Aussi clair qu’un aveu

L’Office fédéral de l’agriculture vient en outre de prendre une décision aussi claire qu’un aveu : la révocation de douze autorisations qu’il avait lui-même accordées pour des insecticides contenant les substances actives chlorpyrifos et chlorpyrifos-méthyl. Greenpeace Suisse et WWF Suisse ne manquent pas de s’en féliciter. Plus d’une demi-douzaine d’autres pays européens ne tolèrent il est vrai déjà plus le chlorpyrifos pour un usage agricole. La France ne permet plus, depuis trois ans, qu’une seule exception relative aux insecticides contenant du chlorpyrifos: la protection des épinards. Dans le même temps, il est établi que cette substance, vouée à l’élimination des pucerons ou des chenilles, endommage le cerveau des bébés de façon irréversible, selon le quotidien français «Le Monde».

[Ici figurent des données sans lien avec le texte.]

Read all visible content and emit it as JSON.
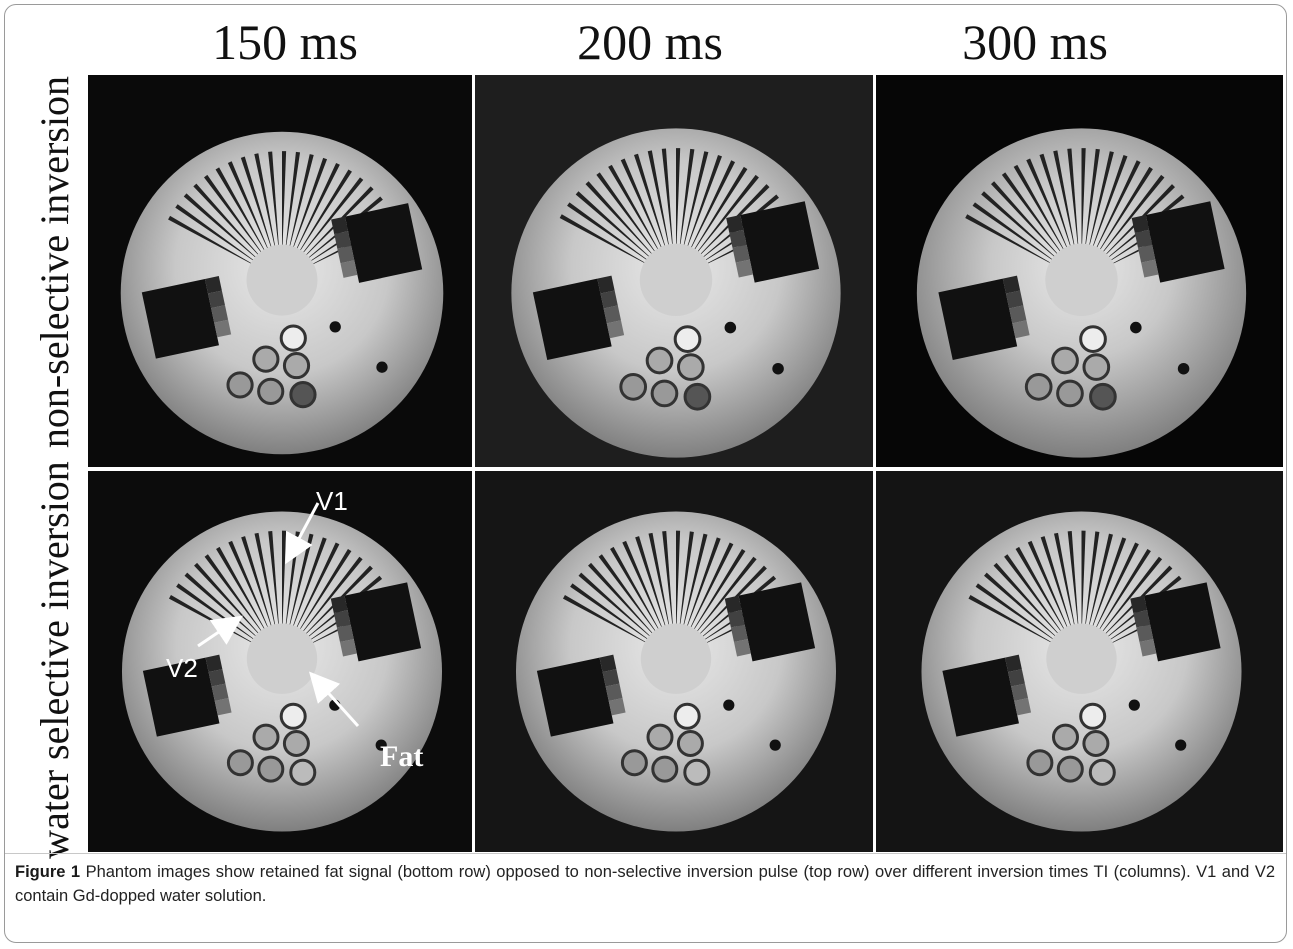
{
  "figure": {
    "columns": [
      "150 ms",
      "200 ms",
      "300 ms"
    ],
    "rows": [
      "non-selective inversion",
      "water selective inversion"
    ],
    "annotations": {
      "v1": "V1",
      "v2": "V2",
      "fat": "Fat"
    },
    "caption_label": "Figure 1",
    "caption_text": " Phantom images show retained fat signal (bottom row) opposed to non-selective inversion pulse (top row) over different inversion times TI (columns). V1 and V2 contain Gd-dopped water solution."
  },
  "colors": {
    "panel_bg_dark": "#0b0b0b",
    "panel_bg_mid": "#1c1c1c",
    "phantom_light": "#d9d9d9",
    "phantom_shadow": "#6a6a6a"
  }
}
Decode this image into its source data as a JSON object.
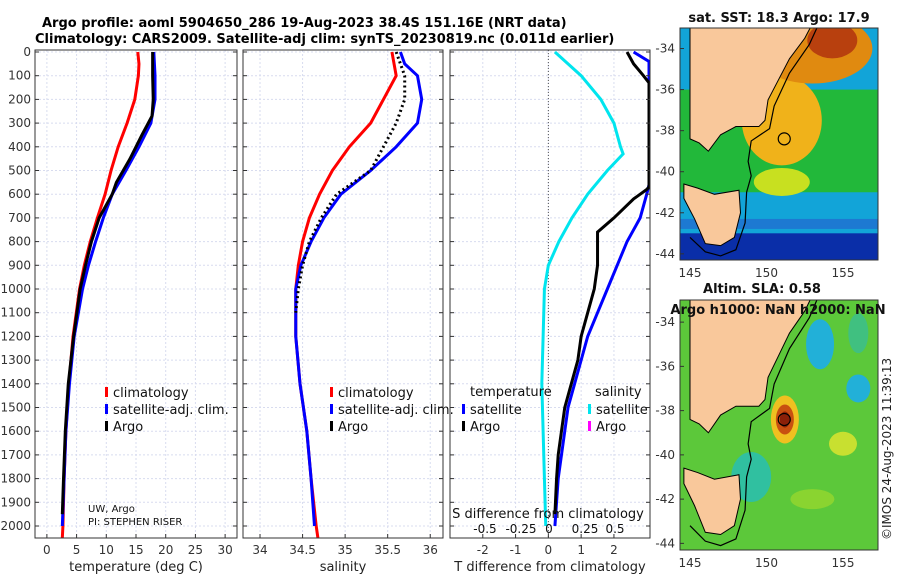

Les questions sanitaires et politiques relatives aux produits phytosanitaires retiennent toujours une attention tout particulière en Suisse. Un des leaders mondiaux de la branche prospère en effet à Bâle depuis près de vingt ans : Syngenta. Un des dirigeants de cette entreprise, Roman Mazzotta, participera à un débat mardi soir, organisé à l’Hôtel Ador, à Berne, par Public Eye. Cette association suisse, se souciant avant tout d’éthique et de protection de l’environnement, relève que la quantité de pesticides dans l’agriculture mondiale a presque doublé au cours des trente dernières années, à raison d’environ trois millions de tonnes par an.